As business strategists, we wanted to see what generative AI could add to our work. We explored this question through a series of experiments on different aspects of the strategy creation process. In each of the experiments, we put a realistic question of strategy to ChatGPT, followed by a lengthy back-and-forth to refine the initial responses. The intention was to understand how the tool can support ideation, experimentation, evaluation, and the building of stories — and where it falls down.

Three lessons emerged from these experiments.

1. Expect interesting input, not infallible recommendations.

In one of our experiments, we asked ChatGPT to suggest some disruptive business ideas for a large European transport provider. The chatbot suggested a personalized planning app, a ride-sharing service, hyperloop transportation, and a smart-luggage delivery service. Coincidently, the first three matched ideas from a recent workshop with a transport provider in another European country. The tool was also able to provide business models and cost estimates for these business ideas.

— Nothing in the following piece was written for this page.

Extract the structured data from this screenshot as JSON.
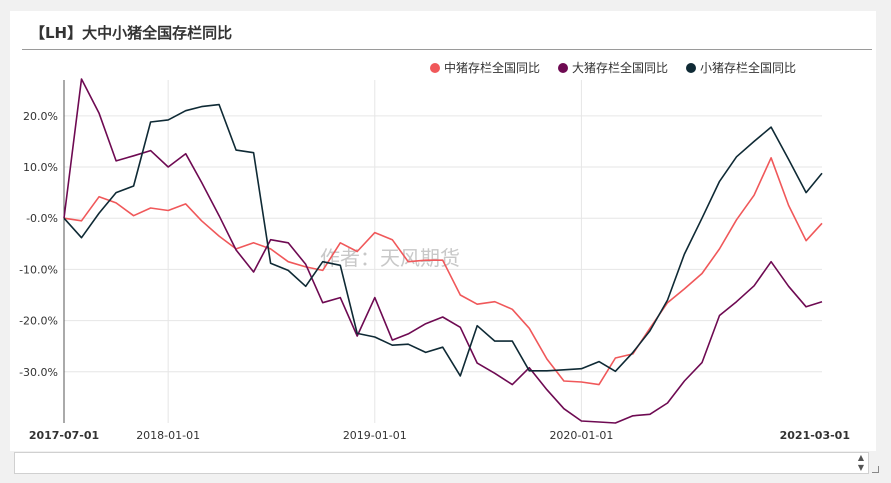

On the one hand, this is impressive. At the same time, it highlights that the tool seems unlikely to come up with ideas humans can’t, although it gets results faster and with less effort. Several other experiments confirmed this.

The tool seems unlikely to come up with ideas humans can’t, although it gets results faster and with less effort.

In another experiment, it also became obvious that humans are better at translating ideas into actions.